Overall, this does reiterate that trusted root and the client virtualization methodology is really the “right way” to do security. This feels like a project for techies by techies; however, the results are compelling and attractive.
OpenXT, the open-source version XenClient XT, was embraced via the SecureView platform, which is favored by U.S. military and intelligence communities. One executive I spoke to estimated that this ecosystem had invested tens of millions of dollars in OpenXT.
SecureView was developed in 2010 via collaboration between the security community and U.S. Air Force Research Lab, and is government off-the-shelf software. Given the dates, I think we can guess where the pressure for XenClient XT to be open sourced may have come from!
Who is competitive in the market?
What struck me most about all the execs I talked to was their universal respect for others in this field, as well as their focus on engineering their own genuinely sound technology. I didn’t get the usual EUC product talk hyping up their own solution or criticizing others.
Bromium and Hysolate both have very attractive products which suit different end user workflows and approaches. Whilst we could do a bake off, I think that would rather miss the point (and I hope their sales and product teams or customers don’t make the mistake of debating those two solutions as competitors). The bigger question should be to get the wider EUC/VDI/Cloud community to consider a solution of this genre.
Citrix’s timing and history with XenClient meant they didn’t continue with client virtualization, and VMware never really went in on a security-focused type-1 hypervisor (there were noises but that was it). But, now Microsoft has made it pretty clear with Hyper-V, Windows Sandbox, and Privileged Access Workstation that OS segregation is the way to go; and the mainstream VDI vendors don’t have a great deal to talk about.
End-client security can be weak in many ways, and clearly there’s a vast majority that haven’t yet looked at client virtualization and are a green field market for these products.

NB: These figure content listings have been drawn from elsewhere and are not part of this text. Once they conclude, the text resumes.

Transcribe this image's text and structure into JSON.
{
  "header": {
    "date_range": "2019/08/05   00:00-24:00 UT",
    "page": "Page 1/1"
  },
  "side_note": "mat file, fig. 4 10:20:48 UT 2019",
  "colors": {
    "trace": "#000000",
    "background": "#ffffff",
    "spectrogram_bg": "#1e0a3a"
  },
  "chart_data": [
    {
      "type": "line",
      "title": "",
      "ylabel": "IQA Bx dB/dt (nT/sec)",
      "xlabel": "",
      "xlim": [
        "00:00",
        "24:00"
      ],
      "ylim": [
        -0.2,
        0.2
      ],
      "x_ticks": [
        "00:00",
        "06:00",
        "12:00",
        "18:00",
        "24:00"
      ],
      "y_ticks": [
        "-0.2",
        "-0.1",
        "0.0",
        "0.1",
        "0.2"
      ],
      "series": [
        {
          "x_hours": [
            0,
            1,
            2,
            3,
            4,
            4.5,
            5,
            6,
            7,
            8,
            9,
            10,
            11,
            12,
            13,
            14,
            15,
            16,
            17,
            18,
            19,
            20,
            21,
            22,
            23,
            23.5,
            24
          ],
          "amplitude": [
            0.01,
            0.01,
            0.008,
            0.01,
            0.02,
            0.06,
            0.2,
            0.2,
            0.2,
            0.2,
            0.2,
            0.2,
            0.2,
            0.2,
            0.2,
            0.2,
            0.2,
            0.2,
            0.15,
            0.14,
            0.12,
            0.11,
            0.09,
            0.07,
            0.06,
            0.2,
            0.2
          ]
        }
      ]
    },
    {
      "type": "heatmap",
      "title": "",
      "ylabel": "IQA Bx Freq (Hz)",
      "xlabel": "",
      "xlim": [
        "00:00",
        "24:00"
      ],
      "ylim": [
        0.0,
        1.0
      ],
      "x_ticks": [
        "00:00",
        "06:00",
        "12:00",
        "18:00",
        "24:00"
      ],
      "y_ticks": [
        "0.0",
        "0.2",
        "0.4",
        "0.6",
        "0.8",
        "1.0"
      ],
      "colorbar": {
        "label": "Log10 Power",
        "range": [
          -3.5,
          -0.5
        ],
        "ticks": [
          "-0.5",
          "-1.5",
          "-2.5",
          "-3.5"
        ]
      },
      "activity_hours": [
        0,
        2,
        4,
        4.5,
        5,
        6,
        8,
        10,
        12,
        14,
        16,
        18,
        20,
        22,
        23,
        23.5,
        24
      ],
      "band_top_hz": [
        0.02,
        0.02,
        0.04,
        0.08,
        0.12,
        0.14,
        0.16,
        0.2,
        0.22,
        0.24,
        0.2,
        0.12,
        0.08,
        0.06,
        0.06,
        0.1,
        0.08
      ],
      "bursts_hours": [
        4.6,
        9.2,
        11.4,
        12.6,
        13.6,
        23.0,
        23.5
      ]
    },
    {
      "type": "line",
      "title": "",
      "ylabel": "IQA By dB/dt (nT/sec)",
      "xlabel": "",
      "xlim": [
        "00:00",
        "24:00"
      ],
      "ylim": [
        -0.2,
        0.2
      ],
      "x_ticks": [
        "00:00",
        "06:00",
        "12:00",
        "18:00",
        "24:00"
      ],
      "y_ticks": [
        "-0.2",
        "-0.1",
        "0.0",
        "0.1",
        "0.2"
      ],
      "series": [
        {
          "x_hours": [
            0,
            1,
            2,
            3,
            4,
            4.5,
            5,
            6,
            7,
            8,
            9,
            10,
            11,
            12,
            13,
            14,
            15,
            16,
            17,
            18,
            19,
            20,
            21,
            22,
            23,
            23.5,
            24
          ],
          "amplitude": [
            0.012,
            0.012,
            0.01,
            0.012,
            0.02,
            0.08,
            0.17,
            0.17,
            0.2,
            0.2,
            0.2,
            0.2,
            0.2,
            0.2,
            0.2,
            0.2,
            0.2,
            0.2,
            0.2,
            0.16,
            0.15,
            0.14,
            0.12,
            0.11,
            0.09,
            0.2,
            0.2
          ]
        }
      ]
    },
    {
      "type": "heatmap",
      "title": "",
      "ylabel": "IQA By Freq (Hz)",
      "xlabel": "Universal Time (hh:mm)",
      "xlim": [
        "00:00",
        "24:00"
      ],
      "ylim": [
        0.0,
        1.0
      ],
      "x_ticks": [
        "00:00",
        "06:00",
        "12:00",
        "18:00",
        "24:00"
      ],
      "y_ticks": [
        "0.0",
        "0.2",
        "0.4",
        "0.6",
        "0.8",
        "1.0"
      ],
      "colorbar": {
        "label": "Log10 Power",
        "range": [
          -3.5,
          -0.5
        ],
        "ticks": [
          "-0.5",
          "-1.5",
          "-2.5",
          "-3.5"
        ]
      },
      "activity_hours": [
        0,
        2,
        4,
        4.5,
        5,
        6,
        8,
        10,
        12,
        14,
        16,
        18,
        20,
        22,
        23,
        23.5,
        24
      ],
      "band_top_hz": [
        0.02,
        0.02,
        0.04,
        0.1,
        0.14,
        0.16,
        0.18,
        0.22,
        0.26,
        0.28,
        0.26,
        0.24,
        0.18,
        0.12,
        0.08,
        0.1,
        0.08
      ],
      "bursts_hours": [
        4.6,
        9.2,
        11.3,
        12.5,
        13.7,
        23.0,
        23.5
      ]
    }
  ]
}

For the Citrix/VMware/EUC communities, there are third parties doing bits of extra security at Ring -1 (e.g., Bitdefender’s introspection products), and of course they all have their server virtualization offerings (VMware ESXi, the “Citrix Hypervisor,” etc.), but none of the main vendors have anything that’s really a client VM offering.

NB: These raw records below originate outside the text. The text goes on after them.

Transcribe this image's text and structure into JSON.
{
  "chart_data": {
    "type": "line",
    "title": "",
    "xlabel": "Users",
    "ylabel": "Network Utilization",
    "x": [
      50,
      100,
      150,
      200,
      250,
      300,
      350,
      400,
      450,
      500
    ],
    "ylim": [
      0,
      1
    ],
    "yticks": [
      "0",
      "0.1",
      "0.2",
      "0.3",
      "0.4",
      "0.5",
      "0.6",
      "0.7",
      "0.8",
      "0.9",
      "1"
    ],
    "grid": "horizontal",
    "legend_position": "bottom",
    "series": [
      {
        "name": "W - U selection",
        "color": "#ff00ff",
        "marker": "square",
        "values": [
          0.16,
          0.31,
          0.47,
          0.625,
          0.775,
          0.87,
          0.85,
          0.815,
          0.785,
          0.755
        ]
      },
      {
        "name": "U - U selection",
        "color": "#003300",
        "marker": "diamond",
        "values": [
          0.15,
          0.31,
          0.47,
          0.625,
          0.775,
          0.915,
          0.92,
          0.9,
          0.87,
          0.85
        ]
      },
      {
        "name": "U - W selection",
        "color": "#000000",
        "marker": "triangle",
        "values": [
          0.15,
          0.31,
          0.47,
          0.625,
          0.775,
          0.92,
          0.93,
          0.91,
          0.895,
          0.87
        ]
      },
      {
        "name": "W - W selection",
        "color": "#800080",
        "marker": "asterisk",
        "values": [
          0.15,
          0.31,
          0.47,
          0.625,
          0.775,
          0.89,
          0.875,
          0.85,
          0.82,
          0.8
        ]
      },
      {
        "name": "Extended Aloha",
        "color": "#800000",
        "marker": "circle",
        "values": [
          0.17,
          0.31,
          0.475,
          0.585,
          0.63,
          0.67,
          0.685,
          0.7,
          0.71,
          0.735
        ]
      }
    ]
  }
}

Dan McCall, who was CEO of Virtual Computer, worked on XenClient at Citrix, and is now elsewhere in the industry, gave me an insightful, reflective, and rather objective view on the future:
“I will say that there exists clear evidence of market interest for client-hypervisors both then and now and that the biggest issues from the past [were] around technology and the fidelity of the user-experience (which Apple has so eloquently drilled into our collective psyche).
Microsoft and Client Hyper-V is something of a game changer. If it had existed in 2008, we might have seen a very different market develop.

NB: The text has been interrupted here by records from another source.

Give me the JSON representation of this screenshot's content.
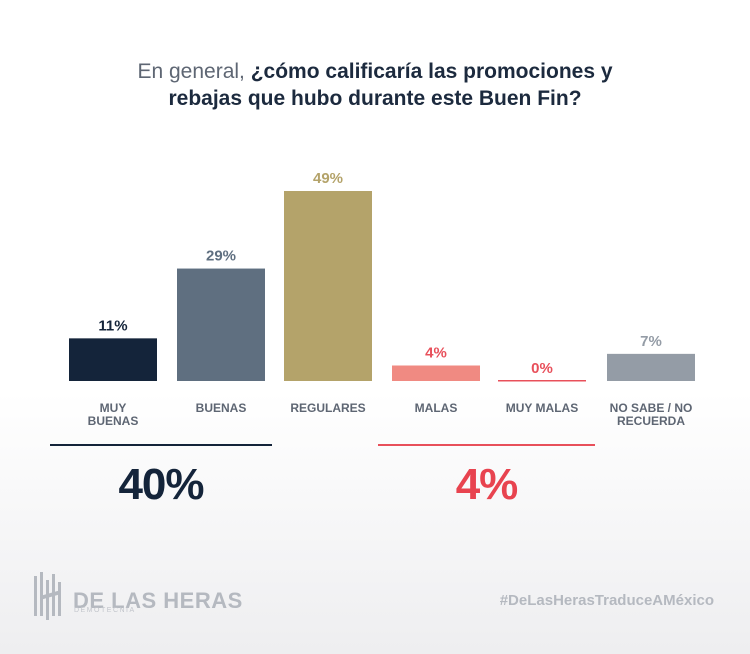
{
  "title": {
    "light": "En general, ",
    "bold_line1": "¿cómo calificaría las promociones y",
    "bold_line2": "rebajas que hubo durante este Buen Fin?"
  },
  "chart_data": {
    "type": "bar",
    "categories": [
      "MUY BUENAS",
      "BUENAS",
      "REGULARES",
      "MALAS",
      "MUY MALAS",
      "NO SABE / NO RECUERDA"
    ],
    "category_lines": [
      [
        "MUY",
        "BUENAS"
      ],
      [
        "BUENAS"
      ],
      [
        "REGULARES"
      ],
      [
        "MALAS"
      ],
      [
        "MUY MALAS"
      ],
      [
        "NO SABE / NO",
        "RECUERDA"
      ]
    ],
    "values": [
      11,
      29,
      49,
      4,
      0,
      7
    ],
    "value_labels": [
      "11%",
      "29%",
      "49%",
      "4%",
      "0%",
      "7%"
    ],
    "colors": [
      "#14243a",
      "#5f6f80",
      "#b4a36a",
      "#f08a82",
      "#e8505b",
      "#949ca6"
    ],
    "label_colors": [
      "#14243a",
      "#5f6f80",
      "#b4a36a",
      "#e8505b",
      "#e8505b",
      "#949ca6"
    ],
    "ylim": [
      0,
      49
    ]
  },
  "summary": {
    "positive": {
      "value": "40%",
      "color": "#14243a"
    },
    "negative": {
      "value": "4%",
      "color": "#e8434f"
    }
  },
  "footer": {
    "logo_name": "DE LAS HERAS",
    "logo_sub": "DEMOTECNIA",
    "hashtag": "#DeLasHerasTraduceAMéxico"
  }
}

Finally, I would say that beyond server virtualization which is the ‘norm,’ client virtualization is a ‘niche.’ In the case of Citrix and XenApp/XenDesktop a very large important niche solving dozens of use cases. In the case of client hypervisors the niche would appear to be around security more than desktop management. It will be interesting to see how this market re-develops. Maybe we were just 10 years too early with Virtual Computer!!!”
This agreed with everything I heard: client virtualization today is about security, and taking care of everything without forcing the user to decide what to trust.